L A witch inhabiting the water.
1680. Butler, Rem. (1759), I. 77. A Water-witch with Charms Could sink their Men of War, as easy as Storms.
1877. Black, Green Past., xxxvii. (1878), 297. Presently we found ourselves in a sort of water-witches paradise. Far below us boiled that hell-cauldron of white smoke [etc.].
2. a. U.S. A name for several water-birds noted for their quickness in diving: see quots.
1789. Morse, Amer. Geog. (1792), 60. Water-witch.
1859. Bartlett, Dict. Amer. (ed. 2), Dipper, a small aquatic bird, common throughout the United States, also called the Water-witch and Hell-diver.

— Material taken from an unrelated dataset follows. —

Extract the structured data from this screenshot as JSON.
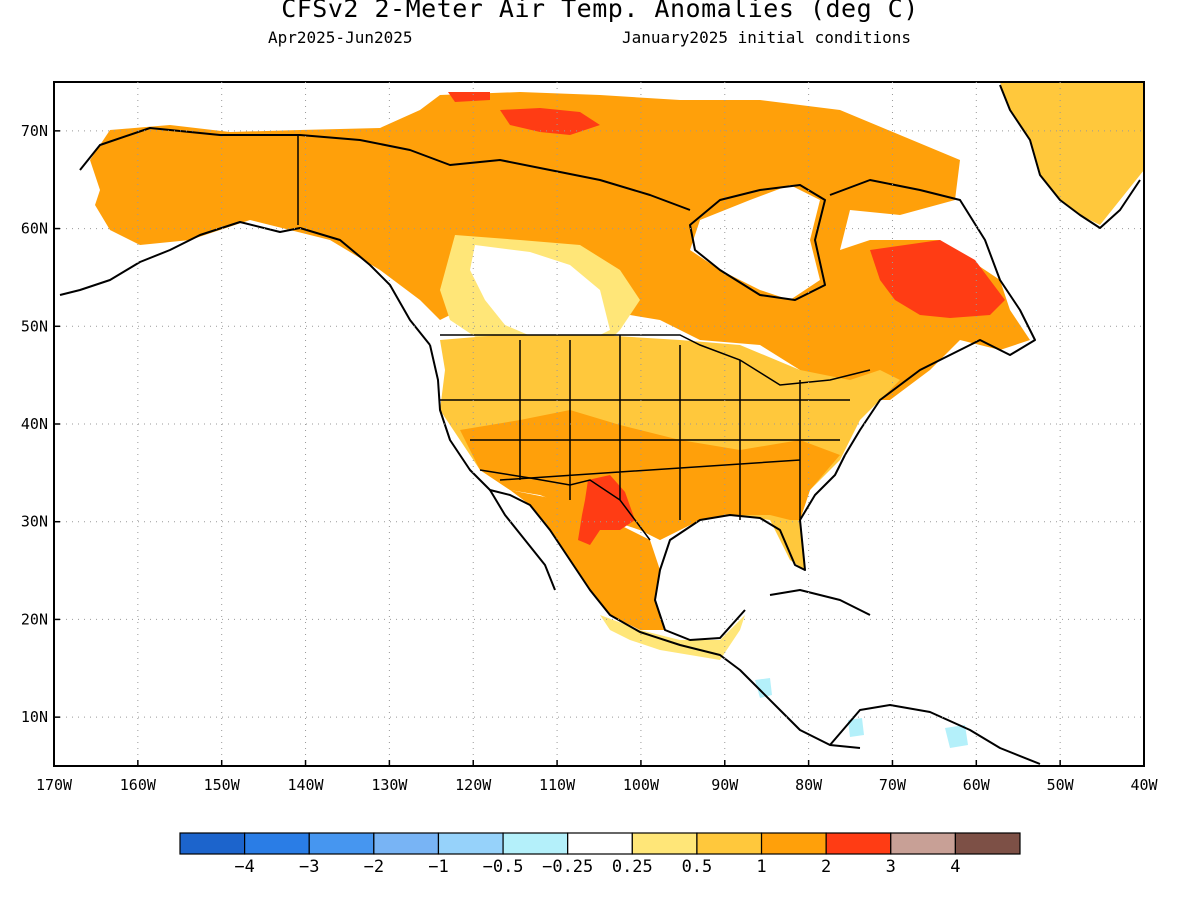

1862. Coues & Prentiss, in Rep. Smithsonian Inst., 1861, 419. Podiceps cristatus Crested Grebe. Water Witch. Ibid. Podilymbus podiceps Dipper. Water Witch.
1899. C. B. Cory, Birds E. North Amer., I. 132. Colymbus auritus Linn. Horned Grebe. Water Witch.
b. The stormy petrel, Procellaria pelagica.
1852. Macgillivray, Brit. Birds, V. 460.
3. U.S. = WATER-FINDER.
1859. Bartlett, Dict. Amer. (ed. 2), Water-Witch. A person who pretends to have the power of discovering subterranean springs by means of the divining rod.
1883. Phil Robinson, in Harpers Mag., Oct., 708/2. Utah itself abounds in water-witches of varying degrees of local celebrity.
1890. L. C. dOyle, Notches, 154. His men had reached a depth of about a hundred and thirty feet without striking water, when there chanced to come along a man known throughout the section as a water-witch.